4. Have a Drink with Melissa
Before you start reviewing your contacts to see if you even know a Melissa, let us assure you this is a simple task. Most of us know about the relaxing effects of chamomile tea, but did you know that Melissa officinalis (a.k.a. lemon balm) is most effective for the nervous system? This herb is also good for the digestive system and has calming yet uplifting properties, making it an ideal herb for depression.
Steep a cup of lemon balm tea and drink up to four times daily.
5. Wake Up & Smell the Roses
Ever notice how our breath is one of the first functions to be affected by stress? Our chest tightens and inhales become quicker and shallower.
It’s no surprise that slowing down and deepening the breath has a profound effect on the mind. Alternate nostril breathing (Nadi Sodhana) is one of the best breathing techniques to bring us back to the present moment, to help release accumulated stress and calm the mind.
The technique is all in the name: breathe alternately between both nostrils.

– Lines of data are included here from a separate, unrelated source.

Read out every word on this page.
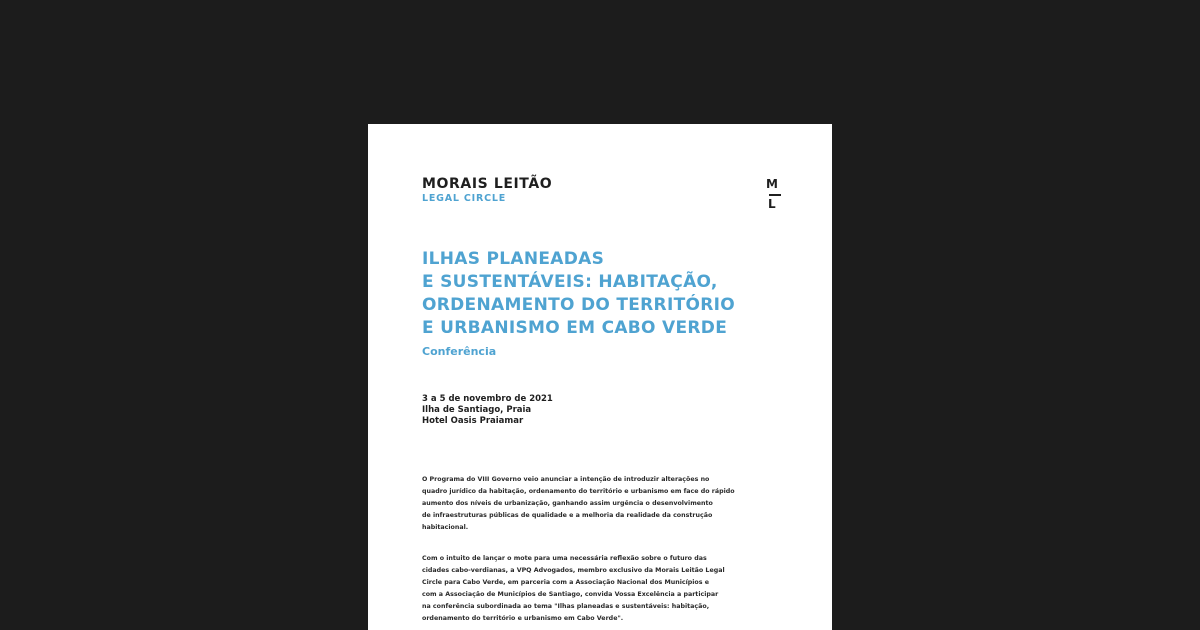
MORAIS LEITÃO
LEGAL CIRCLE
M
L
ILHAS PLANEADAS
E SUSTENTÁVEIS: HABITAÇÃO,
ORDENAMENTO DO TERRITÓRIO
E URBANISMO EM CABO VERDE
Conferência
3 a 5 de novembro de 2021
Ilha de Santiago, Praia
Hotel Oasis Praiamar
O Programa do VIII Governo veio anunciar a intenção de introduzir alterações no
quadro jurídico da habitação, ordenamento do território e urbanismo em face do rápido
aumento dos níveis de urbanização, ganhando assim urgência o desenvolvimento
de infraestruturas públicas de qualidade e a melhoria da realidade da construção
habitacional.
Com o intuito de lançar o mote para uma necessária reflexão sobre o futuro das
cidades cabo-verdianas, a VPQ Advogados, membro exclusivo da Morais Leitão Legal
Circle para Cabo Verde, em parceria com a Associação Nacional dos Municípios e
com a Associação de Municípios de Santiago, convida Vossa Excelência a participar
na conferência subordinada ao tema "Ilhas planeadas e sustentáveis: habitação,
ordenamento do território e urbanismo em Cabo Verde".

Using your right hand, place your thumb on your right nostril and your pinkie finger on your left nostril. Apply a slight pressure where the cartilage begins to partially close both nostrils.
Press your right nostril closed and breathe in through the partially closed left nostril. Close your left nostril, partially release the right and breathe out. Breathe in through the partially closed right nostril, then out the partially closed left nostril.
Repeat, slowing your breath to a comfortable rhythm. Shortness of breath is a sign that you’re forcing your breath beyond its limit.
6. Lean Back
Restorative heart and hip opening yoga poses are low-key ways to ease the mind and body. Supported bound angle pose (Supta Baddha Konasana) is especially useful for allowing ourselves to feel vulnerable at the heart and releasing negative emotions we tend to suppress into our hips.
Sit on the floor with a bolster, pillow or stacked blankets a few inches behind your pelvis. Bring the soles of your feet together and wrap a rolled blanket around your ankles, drawing the edges under your outer thighs to support them as they fall open, creating a diamond shape with your legs.
Lie back on your support of choice, making sure your head is also supported.
Rest your arms by your side, palms facing up. Close your eyes and breathe. Return to the slow rhythm of your breath and repeat the Ho’oponopono meditation if it feels right as you ease into relaxation.
As you incorporate one, some or all of these tricks into your routine, notice the positive shift in your perception. Remember, our outlook is what dictates the response in our body and mind.
Move toward love and acceptance, but set reasonable expectations. Willingness to face our anxiety is a step up from fear.
Let go, live in the present moment and above all, celebrate what is.